Supplementary private tuition in the Hong Kong SAR has scaled up rapidly, with a projected market sale of 4.3 billion HKD (54.6 million USD) in 2015/16. According to a study conducted in 2011/12, 53.8% of Grade 9 students and 71.8% of Grade 12 students reported receiving private tuition, driven by high-stakes examinations. The types of private tutoring provided in the region vary between small groups, one-on-one lessons, lectures (live or video-recorded), and online tutoring. Since the four core examination subjects for the Hong Kong Diploma of Secondary Education are mathematics, English, Chinese and General Studies, the first three subjects are the greatest in demand for private tutoring.
Tutorial centers in the Hong Kong SAR are defined as “private schools offering non-formal curriculum”, and are required to be registered under the 1971 Education Ordinance (similar to regular non-state schools). To be considered for registration by the Permanent Secretary for Education, the establishment must provide lessons to 8 students at one time, or 20 students in one day and have a maximum class size of 45 students.
According to the 2007 Education (Exemption) (Private Schools Offering Non-Formal Curriculum) Order, while these centres are regarded as a different form of “private schools”, they are granted exemption from certain provisions in the 1971 Education Ordinance and the 1971 Education Regulations in relation to fees, teachers, and holidays (subject to certain conditions). These exemptions are granted provided that the centre exclusively offers non-formal curriculum courses (such as computer, language, or tutorial), with centres offering any formal curriculum course being subject to provisions applying to regular non-state schools.
According to the 2007 Exemption Order, centres are not required to seek approval from the Permanent Secretary for any fees levied or the qualifications of teachers employed. However, any teacher employed in a private tuition centre must be registered under the Teacher Registration Team of the EDB or (in the case of non-locals) the Hong Kong Council for Academic Accreditation.
To ensure transparency and quality in the sector, the government posts a list of registered and unregistered centres on its website, while convictions are made when the provisions in the 2007 Exemption Order, 1971 Education Ordinance or the 1971 Education Regulations have not been met. If any centre does not meet the conditions listed for exempted institutions, it will not be entitled to the exemptions and will be required to comply with all the regulations applying to non-state schools.

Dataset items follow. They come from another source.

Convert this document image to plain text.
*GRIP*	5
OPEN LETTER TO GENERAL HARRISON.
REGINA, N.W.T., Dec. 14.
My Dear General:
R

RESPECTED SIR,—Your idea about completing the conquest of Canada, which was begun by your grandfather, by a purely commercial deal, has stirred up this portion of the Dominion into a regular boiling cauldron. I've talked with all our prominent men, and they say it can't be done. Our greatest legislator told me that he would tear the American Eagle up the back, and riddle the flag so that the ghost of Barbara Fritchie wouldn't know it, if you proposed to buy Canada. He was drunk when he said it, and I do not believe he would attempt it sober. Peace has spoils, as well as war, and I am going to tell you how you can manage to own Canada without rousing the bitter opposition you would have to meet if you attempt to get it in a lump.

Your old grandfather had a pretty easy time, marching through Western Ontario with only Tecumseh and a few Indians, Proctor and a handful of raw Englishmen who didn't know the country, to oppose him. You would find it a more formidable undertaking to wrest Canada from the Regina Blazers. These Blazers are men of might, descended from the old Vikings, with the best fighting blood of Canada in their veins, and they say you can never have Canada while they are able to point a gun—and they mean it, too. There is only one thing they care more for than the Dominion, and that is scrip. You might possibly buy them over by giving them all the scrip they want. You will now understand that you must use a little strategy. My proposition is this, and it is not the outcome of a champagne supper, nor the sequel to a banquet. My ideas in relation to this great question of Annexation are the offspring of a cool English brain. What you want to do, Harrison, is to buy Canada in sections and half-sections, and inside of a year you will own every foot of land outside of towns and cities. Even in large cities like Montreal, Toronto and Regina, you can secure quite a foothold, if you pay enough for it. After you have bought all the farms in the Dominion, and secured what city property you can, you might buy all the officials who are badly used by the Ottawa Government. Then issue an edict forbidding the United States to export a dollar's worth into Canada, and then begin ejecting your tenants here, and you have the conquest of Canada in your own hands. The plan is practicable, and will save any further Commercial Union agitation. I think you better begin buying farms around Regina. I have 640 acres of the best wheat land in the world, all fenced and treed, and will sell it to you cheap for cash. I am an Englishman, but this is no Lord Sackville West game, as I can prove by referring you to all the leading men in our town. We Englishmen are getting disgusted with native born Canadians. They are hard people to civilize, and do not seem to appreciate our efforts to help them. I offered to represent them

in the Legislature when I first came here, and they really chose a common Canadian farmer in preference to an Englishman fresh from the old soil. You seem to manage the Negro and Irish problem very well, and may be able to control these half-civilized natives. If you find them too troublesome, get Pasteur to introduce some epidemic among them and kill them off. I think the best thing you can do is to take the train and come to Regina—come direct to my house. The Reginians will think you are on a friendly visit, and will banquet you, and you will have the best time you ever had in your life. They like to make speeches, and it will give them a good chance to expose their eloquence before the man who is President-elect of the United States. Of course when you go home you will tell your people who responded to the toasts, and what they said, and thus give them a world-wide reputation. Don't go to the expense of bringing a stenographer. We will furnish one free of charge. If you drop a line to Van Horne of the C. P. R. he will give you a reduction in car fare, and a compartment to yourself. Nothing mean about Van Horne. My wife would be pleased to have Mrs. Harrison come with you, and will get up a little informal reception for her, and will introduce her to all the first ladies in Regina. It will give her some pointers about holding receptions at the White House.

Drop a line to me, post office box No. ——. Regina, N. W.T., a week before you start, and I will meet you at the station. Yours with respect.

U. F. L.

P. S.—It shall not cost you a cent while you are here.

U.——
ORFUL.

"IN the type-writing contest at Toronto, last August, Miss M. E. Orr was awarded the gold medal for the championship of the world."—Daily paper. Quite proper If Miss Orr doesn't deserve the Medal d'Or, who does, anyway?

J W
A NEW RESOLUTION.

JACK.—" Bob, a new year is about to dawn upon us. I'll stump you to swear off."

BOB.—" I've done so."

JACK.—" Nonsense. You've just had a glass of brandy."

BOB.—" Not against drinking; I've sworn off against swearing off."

The 1995 Code for the Education Profession states that a teacher “shall not take advantage of his/her professional relationships with students for private gain” (applying to all teachers), but has no explicit reference to private tutoring. In the 1960 Post Secondary Colleges Regulations, teachers in non-state colleges are prohibited from engaging in any “outside practice for reward” without the prior consent of the College Council.